Saturday, October 30, 2010

Why are there not more Great War books in the US?

For those of you who don't know me, I am the author of about 50 books and novels.  I write science fiction, military history, and business books (for the most part).  I really lead a double-life.  During my daytime hours I work for one of the Big Four accounting firms in their IT department.   It's like having a secret identity except it is no where as cool as being a super-hero. 
I am writing a blog to keep my writing skills polished, keep my creative juices flowing, and to enjoy myself a little bit. 
My first topic is one close to my heart:  Why are there not more Great War books in the US?
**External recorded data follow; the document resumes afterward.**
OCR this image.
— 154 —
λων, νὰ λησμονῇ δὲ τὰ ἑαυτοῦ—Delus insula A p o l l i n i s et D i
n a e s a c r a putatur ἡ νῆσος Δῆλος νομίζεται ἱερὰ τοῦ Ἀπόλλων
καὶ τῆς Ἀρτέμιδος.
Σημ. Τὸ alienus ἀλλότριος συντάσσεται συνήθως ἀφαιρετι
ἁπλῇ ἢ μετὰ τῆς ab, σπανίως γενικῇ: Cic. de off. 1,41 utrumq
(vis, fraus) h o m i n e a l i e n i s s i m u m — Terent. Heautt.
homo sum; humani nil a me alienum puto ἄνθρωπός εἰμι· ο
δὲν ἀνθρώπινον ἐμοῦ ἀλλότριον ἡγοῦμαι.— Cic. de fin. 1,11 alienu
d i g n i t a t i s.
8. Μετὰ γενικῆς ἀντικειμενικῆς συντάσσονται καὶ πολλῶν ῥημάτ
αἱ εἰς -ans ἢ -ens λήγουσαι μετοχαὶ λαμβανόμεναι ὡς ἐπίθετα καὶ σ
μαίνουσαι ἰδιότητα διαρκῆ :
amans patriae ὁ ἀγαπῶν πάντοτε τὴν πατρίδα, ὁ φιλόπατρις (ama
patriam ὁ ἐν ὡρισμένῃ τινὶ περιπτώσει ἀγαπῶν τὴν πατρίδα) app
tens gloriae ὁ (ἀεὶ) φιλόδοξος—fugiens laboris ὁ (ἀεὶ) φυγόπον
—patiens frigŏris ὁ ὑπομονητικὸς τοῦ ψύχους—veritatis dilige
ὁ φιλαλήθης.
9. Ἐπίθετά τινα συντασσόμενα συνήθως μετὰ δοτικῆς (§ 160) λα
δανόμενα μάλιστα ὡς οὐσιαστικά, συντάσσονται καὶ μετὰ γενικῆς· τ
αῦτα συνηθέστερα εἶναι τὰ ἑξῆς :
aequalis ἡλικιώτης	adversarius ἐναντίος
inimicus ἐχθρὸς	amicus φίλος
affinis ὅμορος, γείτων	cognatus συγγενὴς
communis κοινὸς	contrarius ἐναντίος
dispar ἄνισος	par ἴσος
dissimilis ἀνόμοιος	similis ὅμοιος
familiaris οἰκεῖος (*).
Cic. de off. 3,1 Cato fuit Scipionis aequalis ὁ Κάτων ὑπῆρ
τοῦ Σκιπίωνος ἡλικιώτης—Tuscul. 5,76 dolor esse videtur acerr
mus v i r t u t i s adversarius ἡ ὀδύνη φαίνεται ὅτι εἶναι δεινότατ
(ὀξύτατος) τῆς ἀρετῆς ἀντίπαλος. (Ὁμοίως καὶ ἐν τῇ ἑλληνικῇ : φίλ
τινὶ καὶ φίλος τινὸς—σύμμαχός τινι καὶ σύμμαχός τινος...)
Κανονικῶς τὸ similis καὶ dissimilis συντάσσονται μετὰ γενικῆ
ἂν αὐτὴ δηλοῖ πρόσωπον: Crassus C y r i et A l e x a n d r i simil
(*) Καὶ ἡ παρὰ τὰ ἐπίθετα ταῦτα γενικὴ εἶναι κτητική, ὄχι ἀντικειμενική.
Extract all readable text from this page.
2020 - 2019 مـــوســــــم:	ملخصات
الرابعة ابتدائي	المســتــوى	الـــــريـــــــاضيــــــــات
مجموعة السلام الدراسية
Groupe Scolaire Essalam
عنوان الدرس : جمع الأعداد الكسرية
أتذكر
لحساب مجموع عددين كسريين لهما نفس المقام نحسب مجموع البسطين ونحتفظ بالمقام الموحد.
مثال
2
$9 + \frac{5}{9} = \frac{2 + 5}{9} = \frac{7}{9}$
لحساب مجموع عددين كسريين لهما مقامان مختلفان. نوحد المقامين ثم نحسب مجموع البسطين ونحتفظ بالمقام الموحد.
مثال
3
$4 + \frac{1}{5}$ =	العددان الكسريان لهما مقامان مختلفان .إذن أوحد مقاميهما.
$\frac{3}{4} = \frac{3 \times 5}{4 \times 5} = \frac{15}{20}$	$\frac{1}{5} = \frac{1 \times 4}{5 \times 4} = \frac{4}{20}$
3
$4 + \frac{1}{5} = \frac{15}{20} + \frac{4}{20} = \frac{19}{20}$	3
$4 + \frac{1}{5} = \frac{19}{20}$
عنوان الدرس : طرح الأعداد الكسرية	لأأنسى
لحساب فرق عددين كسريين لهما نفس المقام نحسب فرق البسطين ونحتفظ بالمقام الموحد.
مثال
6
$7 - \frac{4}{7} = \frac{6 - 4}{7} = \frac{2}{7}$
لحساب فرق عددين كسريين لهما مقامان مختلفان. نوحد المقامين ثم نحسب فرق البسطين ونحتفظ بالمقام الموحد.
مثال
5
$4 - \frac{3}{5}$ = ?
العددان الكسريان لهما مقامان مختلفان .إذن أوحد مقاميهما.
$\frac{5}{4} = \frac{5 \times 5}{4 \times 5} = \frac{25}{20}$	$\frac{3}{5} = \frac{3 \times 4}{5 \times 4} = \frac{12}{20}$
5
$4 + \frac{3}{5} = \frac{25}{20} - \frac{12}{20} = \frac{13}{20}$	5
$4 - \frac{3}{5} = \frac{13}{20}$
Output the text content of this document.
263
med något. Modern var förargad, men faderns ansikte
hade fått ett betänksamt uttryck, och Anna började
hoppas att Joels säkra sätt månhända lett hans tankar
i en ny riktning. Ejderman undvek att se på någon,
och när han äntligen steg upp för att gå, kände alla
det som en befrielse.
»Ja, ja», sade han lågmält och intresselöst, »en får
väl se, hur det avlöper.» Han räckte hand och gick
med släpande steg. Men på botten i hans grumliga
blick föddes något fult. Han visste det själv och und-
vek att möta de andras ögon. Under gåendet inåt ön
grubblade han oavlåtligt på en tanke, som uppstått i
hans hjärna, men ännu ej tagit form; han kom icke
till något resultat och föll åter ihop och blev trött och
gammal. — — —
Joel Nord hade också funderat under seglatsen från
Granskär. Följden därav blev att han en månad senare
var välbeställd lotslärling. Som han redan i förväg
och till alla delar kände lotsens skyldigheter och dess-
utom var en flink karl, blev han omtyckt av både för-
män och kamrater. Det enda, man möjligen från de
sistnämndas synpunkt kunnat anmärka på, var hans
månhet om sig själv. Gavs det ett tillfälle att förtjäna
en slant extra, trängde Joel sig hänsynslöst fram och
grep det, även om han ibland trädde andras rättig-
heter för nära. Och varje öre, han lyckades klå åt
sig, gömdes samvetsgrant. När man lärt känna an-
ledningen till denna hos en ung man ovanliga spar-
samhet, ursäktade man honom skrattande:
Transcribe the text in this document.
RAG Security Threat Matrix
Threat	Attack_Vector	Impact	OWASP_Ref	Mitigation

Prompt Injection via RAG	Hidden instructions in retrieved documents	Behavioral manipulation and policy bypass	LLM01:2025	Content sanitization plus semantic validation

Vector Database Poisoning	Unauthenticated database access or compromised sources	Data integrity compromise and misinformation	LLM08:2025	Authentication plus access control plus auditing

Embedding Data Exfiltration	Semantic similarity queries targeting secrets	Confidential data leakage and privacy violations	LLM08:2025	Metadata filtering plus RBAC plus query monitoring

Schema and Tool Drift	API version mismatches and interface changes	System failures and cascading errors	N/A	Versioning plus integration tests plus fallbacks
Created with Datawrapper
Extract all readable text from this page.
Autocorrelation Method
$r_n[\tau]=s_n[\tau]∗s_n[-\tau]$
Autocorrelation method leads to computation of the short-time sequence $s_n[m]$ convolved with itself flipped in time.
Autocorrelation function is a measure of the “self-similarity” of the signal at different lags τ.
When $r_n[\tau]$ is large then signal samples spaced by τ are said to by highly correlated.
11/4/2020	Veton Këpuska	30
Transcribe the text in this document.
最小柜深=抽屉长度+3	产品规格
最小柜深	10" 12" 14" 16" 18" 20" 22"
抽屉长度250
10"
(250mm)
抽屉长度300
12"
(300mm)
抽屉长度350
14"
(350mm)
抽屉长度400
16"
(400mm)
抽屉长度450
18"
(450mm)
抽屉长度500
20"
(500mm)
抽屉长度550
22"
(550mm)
As a writer who has two published histories of the Great War and one coming out in a few weeks (Lost Eagles, University of Michigan Press); I have had to struggle to find the right publishers.  A number of mainstream publishers didn't weren't interested in doing books on WWI because they didn't believe there was as market for them. 
Wow.  Really?
There was over a million Americans involved in the St. Mithel offensive; despite being one of the last offenses of the war.  We didn't have a million troops involved in D-Day; so you'd think that it would have prevailed in our collective conscience. 
WWI introduced U-Boats, mines (on a large scale), Dreadnought battleships, rapid-fire artillery, flamethrowers, tanks, fighter and bomber aircraft, gas weapons, and countless other deadly innovations. 
There are several factors that drive the lack of interest (by publishers) in WWI books.  First, the Great War is overshadowed by events in WWII in the public conscience.  We still have veterans alive from WWII whereas all but a handful of WWI vets have "gone west."  There are grandfathers and great-grandfathers still able to tell their stories of combat from WWII whereas WWI is now a war that is dependent on the records and documentation left behind. 
Another factor that comes into play is that America's involvement in WWI was very late in the war and our combat operations were short-lived.  Oh sure, Americans were fighting starting in 1914; but they were volunteers in the French Foreign Legion and eventually the Lafayette Flying Corps and Lafayette Escadrille.  While iconic characters for sure, the rest of the United States didn't get involved directly with the war until April of 1917 when war was declared.  Even then we didn't have troops on the front lines and in battle until mid-1918.  With the war ending in November, America's contribution to the victory was noteworthy, but short compared to the time and losses suffered by our allies. 
Like the Korean War, the Great War is often overlooked or glossed over.  I was disappointed recently at the reopening of the Smithsonian's American History museum which had a single almost embarrassing display case on WWI.  While the artifacts were wonderful, it was sad to see it overlooked. 
But I would challenge that the Great War is making a strong comeback in terms of literature; and I hope the publishing world is taking note.  More books are coming out each year about the war and the subject matter is solid and offers new perspectives and directions.  Some of the books that have come out in the last year have really shed new light on topics and have broken the stereotype that the Great War was a boring trench war with great losses and little gains. 
The Great War laid the foundations not just for WWII but for the Cold War and the world we live in today.  The study of WWI and active research in this war helps us understand the context of policy and diplomacy now.